TLS vs SSL: What Is the Difference?
SSL and TLS are often used interchangeably but mean different things. TLS is the modern successor to SSL. Here is what you need to know.
TLS vs SSL: What Is the Difference?
The terms SSL and TLS are used interchangeably in everyday conversation — people say "SSL certificate" when they mean "TLS certificate" — but they refer to different versions of the same underlying protocol family.
The History
SSL (Secure Sockets Layer) was the original protocol developed by Netscape in the mid-1990s for encrypting web traffic.
| Version | Year | Status |
|---|---|---|
| SSL 1.0 | 1994 | Never released publicly (had flaws) |
| SSL 2.0 | 1995 | Deprecated in 2011, broken by DROWN attack |
| SSL 3.0 | 1996 | Deprecated in 2015, broken by POODLE attack |
TLS (Transport Layer Security) replaced SSL as the standardized version, developed by the IETF.

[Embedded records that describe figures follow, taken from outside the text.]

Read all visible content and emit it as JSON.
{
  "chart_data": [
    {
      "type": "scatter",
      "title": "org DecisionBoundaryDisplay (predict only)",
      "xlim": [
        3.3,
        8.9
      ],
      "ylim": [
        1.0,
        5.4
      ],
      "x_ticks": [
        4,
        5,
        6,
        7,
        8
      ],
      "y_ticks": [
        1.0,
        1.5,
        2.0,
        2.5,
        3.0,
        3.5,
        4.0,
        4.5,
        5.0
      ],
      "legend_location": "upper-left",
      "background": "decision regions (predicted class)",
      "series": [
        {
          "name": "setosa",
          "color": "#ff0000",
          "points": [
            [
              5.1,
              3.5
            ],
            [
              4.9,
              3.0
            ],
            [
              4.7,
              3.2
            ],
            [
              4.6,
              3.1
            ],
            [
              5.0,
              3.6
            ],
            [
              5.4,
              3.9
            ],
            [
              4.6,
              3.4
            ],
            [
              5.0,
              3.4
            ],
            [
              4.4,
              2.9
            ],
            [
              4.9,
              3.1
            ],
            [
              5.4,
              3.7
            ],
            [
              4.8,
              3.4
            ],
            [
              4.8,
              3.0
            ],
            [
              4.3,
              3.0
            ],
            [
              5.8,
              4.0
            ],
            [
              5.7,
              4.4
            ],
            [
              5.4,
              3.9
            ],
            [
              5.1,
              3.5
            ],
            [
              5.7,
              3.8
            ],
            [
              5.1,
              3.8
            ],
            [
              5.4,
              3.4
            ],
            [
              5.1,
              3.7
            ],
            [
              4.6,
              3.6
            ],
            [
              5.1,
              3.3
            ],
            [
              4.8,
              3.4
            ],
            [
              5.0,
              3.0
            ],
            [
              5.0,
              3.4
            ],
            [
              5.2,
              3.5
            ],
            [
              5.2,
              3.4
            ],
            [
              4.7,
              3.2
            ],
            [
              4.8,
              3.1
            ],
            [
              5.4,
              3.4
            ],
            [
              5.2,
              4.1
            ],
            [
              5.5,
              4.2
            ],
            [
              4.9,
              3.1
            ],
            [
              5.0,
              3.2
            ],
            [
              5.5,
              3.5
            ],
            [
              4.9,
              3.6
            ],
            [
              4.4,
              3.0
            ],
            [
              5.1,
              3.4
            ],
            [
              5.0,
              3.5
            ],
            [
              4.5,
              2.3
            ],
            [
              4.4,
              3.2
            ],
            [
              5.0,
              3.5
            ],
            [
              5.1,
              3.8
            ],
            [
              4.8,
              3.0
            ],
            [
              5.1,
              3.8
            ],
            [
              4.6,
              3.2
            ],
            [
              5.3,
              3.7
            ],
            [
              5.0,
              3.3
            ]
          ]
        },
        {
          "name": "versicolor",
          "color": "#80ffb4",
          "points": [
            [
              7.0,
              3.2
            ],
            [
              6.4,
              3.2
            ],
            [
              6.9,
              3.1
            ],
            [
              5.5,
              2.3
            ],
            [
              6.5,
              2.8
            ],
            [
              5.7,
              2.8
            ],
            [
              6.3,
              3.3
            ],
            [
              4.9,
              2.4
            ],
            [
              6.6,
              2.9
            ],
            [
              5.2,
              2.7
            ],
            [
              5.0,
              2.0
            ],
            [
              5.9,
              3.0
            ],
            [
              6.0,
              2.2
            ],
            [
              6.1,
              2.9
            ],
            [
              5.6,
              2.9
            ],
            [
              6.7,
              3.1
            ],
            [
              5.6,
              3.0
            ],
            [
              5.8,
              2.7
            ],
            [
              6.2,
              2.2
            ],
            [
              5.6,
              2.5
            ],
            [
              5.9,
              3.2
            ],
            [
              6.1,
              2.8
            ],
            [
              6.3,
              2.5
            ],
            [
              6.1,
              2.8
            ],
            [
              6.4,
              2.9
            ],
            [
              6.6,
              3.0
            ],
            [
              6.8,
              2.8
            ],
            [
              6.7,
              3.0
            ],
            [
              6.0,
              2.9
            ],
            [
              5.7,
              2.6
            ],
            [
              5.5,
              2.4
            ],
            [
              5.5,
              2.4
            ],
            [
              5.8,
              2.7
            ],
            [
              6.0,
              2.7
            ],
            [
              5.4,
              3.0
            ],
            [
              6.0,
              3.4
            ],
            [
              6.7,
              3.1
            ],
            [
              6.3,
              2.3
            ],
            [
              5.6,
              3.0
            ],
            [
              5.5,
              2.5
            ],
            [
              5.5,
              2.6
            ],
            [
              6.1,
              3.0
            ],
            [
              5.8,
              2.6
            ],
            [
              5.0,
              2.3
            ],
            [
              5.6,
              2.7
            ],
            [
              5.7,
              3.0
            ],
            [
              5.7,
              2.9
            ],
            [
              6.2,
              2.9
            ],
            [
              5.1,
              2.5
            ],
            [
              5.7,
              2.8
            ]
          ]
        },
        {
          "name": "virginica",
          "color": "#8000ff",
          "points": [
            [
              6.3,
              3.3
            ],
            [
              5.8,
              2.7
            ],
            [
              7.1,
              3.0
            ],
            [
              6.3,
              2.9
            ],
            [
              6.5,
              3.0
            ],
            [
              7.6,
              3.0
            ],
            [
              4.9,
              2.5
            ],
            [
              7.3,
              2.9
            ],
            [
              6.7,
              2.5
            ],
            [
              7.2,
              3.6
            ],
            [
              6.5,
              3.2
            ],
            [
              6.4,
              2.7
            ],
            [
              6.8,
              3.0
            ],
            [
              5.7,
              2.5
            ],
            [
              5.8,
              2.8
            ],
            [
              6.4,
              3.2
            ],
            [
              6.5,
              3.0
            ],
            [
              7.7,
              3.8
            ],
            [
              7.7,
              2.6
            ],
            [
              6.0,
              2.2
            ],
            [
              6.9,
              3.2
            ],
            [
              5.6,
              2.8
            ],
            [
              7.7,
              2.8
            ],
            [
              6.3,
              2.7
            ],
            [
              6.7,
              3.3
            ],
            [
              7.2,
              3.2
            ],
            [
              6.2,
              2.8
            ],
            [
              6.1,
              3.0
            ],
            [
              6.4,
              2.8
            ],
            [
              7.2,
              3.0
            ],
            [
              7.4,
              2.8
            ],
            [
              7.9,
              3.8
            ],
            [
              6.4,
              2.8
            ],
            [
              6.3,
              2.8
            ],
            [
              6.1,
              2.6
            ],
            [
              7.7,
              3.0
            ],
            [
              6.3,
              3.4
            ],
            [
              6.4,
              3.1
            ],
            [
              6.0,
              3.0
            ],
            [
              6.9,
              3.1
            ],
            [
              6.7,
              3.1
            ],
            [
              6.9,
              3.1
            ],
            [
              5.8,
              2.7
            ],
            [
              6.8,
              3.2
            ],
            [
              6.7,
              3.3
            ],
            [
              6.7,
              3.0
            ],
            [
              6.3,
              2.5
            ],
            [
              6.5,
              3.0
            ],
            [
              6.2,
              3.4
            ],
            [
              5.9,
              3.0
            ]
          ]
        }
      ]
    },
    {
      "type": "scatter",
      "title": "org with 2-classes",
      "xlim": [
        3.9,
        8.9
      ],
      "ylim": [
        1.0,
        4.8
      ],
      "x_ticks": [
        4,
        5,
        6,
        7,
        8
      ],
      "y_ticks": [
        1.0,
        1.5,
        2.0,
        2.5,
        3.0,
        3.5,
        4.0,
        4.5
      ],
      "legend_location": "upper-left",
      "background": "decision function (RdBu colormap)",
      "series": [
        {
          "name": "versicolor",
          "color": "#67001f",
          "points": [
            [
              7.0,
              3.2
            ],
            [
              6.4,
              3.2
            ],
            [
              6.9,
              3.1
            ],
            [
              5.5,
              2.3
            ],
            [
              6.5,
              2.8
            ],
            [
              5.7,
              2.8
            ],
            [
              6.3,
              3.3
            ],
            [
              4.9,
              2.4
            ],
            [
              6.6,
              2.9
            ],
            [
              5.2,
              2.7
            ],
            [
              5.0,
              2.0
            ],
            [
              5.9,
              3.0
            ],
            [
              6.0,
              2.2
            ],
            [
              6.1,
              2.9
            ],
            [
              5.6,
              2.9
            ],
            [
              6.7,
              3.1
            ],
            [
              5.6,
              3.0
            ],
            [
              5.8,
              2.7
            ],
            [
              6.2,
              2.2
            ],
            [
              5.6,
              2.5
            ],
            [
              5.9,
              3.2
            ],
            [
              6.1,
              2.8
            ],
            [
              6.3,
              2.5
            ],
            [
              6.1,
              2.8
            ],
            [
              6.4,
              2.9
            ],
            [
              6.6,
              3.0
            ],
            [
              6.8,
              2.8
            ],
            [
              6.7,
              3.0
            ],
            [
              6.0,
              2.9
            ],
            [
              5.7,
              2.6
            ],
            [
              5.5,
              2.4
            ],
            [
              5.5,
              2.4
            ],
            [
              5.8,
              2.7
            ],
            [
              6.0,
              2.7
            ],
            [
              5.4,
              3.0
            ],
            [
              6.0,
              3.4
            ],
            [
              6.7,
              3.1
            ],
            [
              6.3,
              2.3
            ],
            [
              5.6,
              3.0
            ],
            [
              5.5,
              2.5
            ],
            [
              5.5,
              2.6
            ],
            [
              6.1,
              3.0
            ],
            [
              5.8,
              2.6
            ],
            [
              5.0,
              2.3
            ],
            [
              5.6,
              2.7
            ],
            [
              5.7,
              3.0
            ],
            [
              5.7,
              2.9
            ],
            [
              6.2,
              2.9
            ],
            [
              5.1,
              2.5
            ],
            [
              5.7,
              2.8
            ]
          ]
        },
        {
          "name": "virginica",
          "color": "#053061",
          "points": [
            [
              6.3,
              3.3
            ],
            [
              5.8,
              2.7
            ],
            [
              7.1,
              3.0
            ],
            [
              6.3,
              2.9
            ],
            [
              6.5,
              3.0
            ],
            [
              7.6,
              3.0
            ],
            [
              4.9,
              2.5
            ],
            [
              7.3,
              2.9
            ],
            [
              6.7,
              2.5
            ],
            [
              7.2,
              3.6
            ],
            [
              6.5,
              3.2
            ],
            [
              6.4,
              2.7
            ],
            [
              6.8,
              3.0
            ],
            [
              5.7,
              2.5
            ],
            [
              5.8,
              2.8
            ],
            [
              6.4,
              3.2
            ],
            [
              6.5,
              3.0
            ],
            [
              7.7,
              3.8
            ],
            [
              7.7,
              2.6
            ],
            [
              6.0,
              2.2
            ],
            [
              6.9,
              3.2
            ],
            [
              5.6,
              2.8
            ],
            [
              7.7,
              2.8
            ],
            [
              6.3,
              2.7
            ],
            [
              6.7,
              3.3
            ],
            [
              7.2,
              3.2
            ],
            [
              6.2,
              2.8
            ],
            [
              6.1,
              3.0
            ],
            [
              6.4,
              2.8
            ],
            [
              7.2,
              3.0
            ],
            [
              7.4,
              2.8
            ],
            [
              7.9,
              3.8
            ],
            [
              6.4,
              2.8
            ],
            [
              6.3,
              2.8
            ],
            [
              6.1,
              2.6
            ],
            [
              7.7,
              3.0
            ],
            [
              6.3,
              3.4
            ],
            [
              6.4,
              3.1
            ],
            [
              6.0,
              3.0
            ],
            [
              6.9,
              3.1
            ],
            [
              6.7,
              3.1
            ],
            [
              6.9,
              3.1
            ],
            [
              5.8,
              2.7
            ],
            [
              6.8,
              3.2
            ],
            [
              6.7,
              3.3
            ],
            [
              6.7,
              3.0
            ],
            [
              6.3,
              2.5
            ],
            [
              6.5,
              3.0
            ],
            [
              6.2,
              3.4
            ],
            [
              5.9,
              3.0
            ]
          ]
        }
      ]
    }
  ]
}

| Version | Year | Status |
|---|---|---|
| TLS 1.0 | 1999 | Deprecated in 2021 — do not use |
| TLS 1.1 | 2006 | Deprecated in 2021 — do not use |
| TLS 1.2 | 2008 | Current — widely supported, acceptable |
| TLS 1.3 | 2018 | Current — recommended, faster and more secure |
Why Do People Still Say SSL?
The term "SSL certificate" stuck even though every modern certificate uses TLS. Certificate Authorities still call them SSL certificates for marketing familiarity. The underlying standard is TLS — the certificate format (X.509) has not changed significantly.
When someone says "install an SSL certificate," they mean configure TLS on your web server. When someone says "SSL expired," they mean the TLS certificate expired.
Key Improvements in TLS 1.3
TLS 1.3 made major improvements over TLS 1.2:
- Faster handshake — 1-RTT (one round trip) instead of 2-RTT, with 0-RTT resumption for returning connections
- Forward secrecy required — all handshakes use ephemeral keys (ECDHE), so past sessions cannot be decrypted if the private key is later compromised
- Removed legacy cruft — RC4, MD5, SHA-1, DES, 3DES, and other weak algorithms were completely removed from the spec
- Simplified cipher suites — only 5 cipher suites are defined, all strong
What You Should Have
- Disable: SSL 2.0, SSL 3.0, TLS 1.0, TLS 1.1
- Keep: TLS 1.2 (for compatibility with older clients)
- Prefer: TLS 1.3 for all new connections
Use ElasticDomain's TLS Auditor tool to check what protocol versions and cipher suites your server currently accepts.
What About HTTPS?
HTTPS is just HTTP over TLS. The padlock in a browser means the connection uses TLS (not SSL, despite what the padlock icon implies historically). HTTPS does not indicate who owns the domain — it only indicates the traffic is encrypted.